Plus let's face it, things are going to get a touch awkward in strip clubs, no?

Wednesday, February 7, 2007

Darwin Drinks Here

Some backwoods hick bartender threw a guy out of a bar for not being drunk enough.

Like designated drivers weren't hard enough to find. Like that poor, unfortunate, soda-drinking driver you had to bribe to fill the role isn't pissed off enough that he has to sit at the table with four insane, intoxicated baboons who think everything is hilarious, then drive them home afterwards.

If you're in a bar and you're the designated driver and you're drinking soda or juice, what's the big deal? Those drinks have bigger mark-ups most of the time than alcohol does anyway. Where else can you charge $2.75 for a Coke without someone punching you in the face?

The only time I'm interested in paying $2.75 for Coke is if I'm snorting it out of some hot, buff, boybo's navel.

Even then I'd have to think about it.

Monday, February 5, 2007

Brass Monkeys

Global warming can kiss my ass. There isn't a single brass testicle remaining on a primate in New York City. It was 6 degrees Fahrenheit when I left this morning with a wind chill factor of -10. I don't want to hear about your -40 in Canada or your -30F in Minnesota because that's what you expect in those godforsaken icy climes. This is New York City, for the love of God. We don't DO arctic cold, ok, so a wind chill of -10 is akin to making us swim naked in liquid nitrogen.

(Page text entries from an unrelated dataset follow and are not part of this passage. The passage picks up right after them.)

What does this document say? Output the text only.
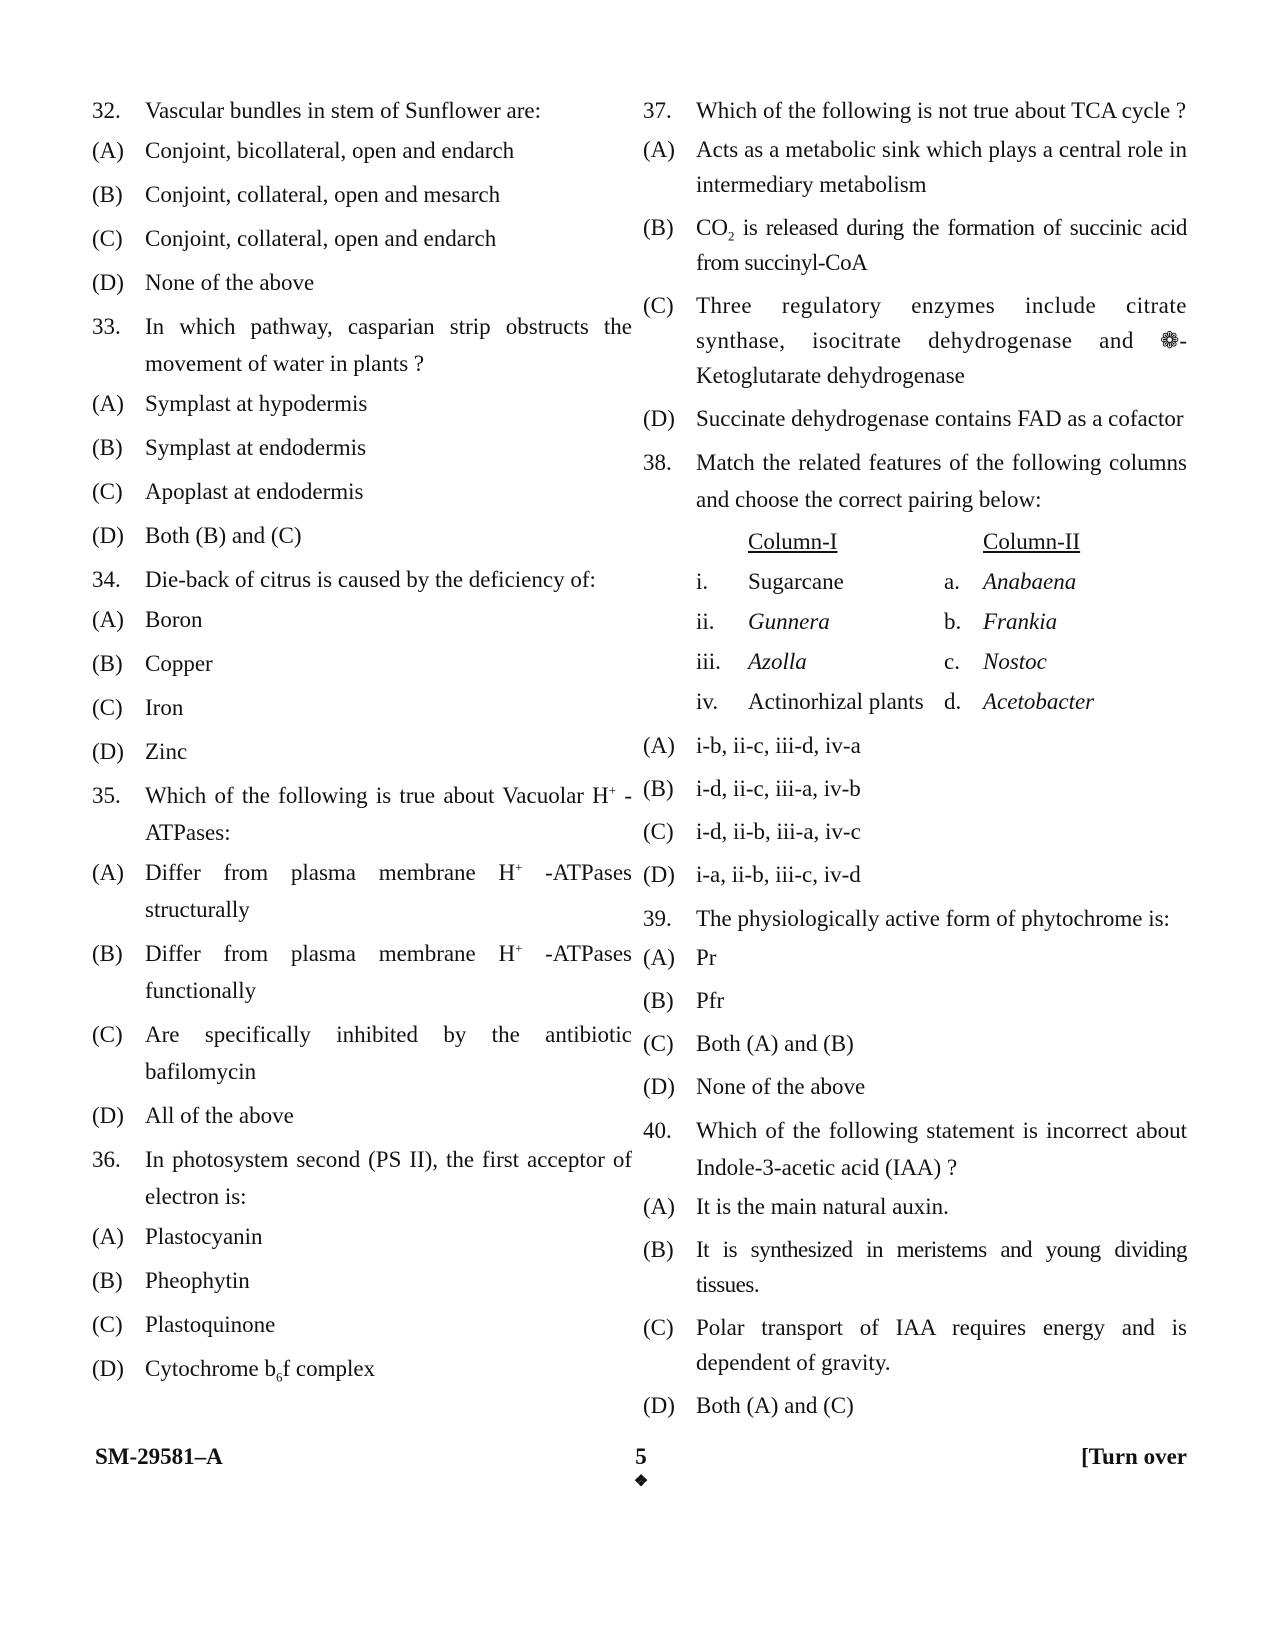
32. Vascular bundles in stem of Sunflower are:
(A) Conjoint, bicollateral, open and endarch
(B) Conjoint, collateral, open and mesarch
(C) Conjoint, collateral, open and endarch
(D) None of the above
33. In which pathway, casparian strip obstructs the movement of water in plants ?
(A) Symplast at hypodermis
(B) Symplast at endodermis
(C) Apoplast at endodermis
(D) Both (B) and (C)
34. Die-back of citrus is caused by the deficiency of:
(A) Boron
(B) Copper
(C) Iron
(D) Zinc
35. Which of the following is true about Vacuolar H+ - ATPases:
(A) Differ from plasma membrane H+ -ATPases structurally
(B) Differ from plasma membrane H+ -ATPases functionally
(C) Are specifically inhibited by the antibiotic bafilomycin
(D) All of the above
36. In photosystem second (PS II), the first acceptor of electron is:
(A) Plastocyanin
(B) Pheophytin
(C) Plastoquinone
(D) Cytochrome $b_6f$ complex
37. Which of the following is not true about TCA cycle ?
(A) Acts as a metabolic sink which plays a central role in intermediary metabolism
(B) $CO_2$ is released during the formation of succinic acid from succinyl-CoA
(C) Three regulatory enzymes include citrate synthase, isocitrate dehydrogenase and ❁- Ketoglutarate dehydrogenase
(D) Succinate dehydrogenase contains FAD as a cofactor
38. Match the related features of the following columns and choose the correct pairing below:
Column-I	Column-II
i. Sugarcane	a. Anabaena
ii. Gunnera	b. Frankia
iii. Azolla	c. Nostoc
iv. Actinorhizal plants d. Acetobacter
(A) i-b, ii-c, iii-d, iv-a
(B) i-d, ii-c, iii-a, iv-b
(C) i-d, ii-b, iii-a, iv-c
(D) i-a, ii-b, iii-c, iv-d
39. The physiologically active form of phytochrome is:
(A) Pr
(B) Pfr
(C) Both (A) and (B)
(D) None of the above
40. Which of the following statement is incorrect about Indole-3-acetic acid (IAA) ?
(A) It is the main natural auxin.
(B) It is synthesized in meristems and young dividing tissues.
(C) Polar transport of IAA requires energy and is dependent of gravity.
(D) Both (A) and (C)
SM-29581–A	5	[Turn over
❖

Wow...what an attractive image that is.

Friday, February 2, 2007

Groundhogwash

Call me cynical if you must, but the idea that a squirrel can predict weather for a whole year is a little much to expect of a furry rodent who only just about manages to stand upright. If a groundhog doesn't have a shadow you might want to check out the "Big Boys' Book of Demons and Otherworldly Beasts and Bastards" first for an explanation, before you start deciding this equates weather predicting. Allegedly, Adolf Hitler didn't have a shadow and look what happened to him! You won't find that information on the Internet either, so don't even try.

I have a much better idea for Groundhogs. The police could recruit them to carry little, tiny keyhole cameras implanted in their foreheads, so they could scurry around, recording drug dealers in the park, particularly the one in Washington Square Park who accosts me every night as I'm walking home, offering me some drug that sounds like an tropical disease. Or maybe he actually IS offering me a tropical disease? I'm almost tempted to find out.

Thursday, February 1, 2007

Random Thought Thursday Part Deux

One phrase I have always wanted to use is: "I've got freckles on my schmekel!", however, I don't have a schmekel to my knowledge, nor am I Jewish.

I do have freckles.

Random Thought Thursday

I often wonder why someone wishing to commit suicide would choose to do it by jumping off a tall building. I mean taking pills would be peaceful. Shooting yourself in the head would be instantaneous and pretty much pain-free. Jumping off a building seems to have too many pitfalls. For example, it gives you at least a few seconds to actually contemplate what you're doing on the way down. If you've swallowed 50 Xanax tablets at least you have a window of time to have your stomach pumped before the inevitable happens. But if you jump off a building what happens if you're halfway down, the sidewalk is coming up fast and you suddenly decide that little blonde thing with the pouty lips might make life worth living after all?

Boy, are you going to feel stupid, 'though admittedly, not for long.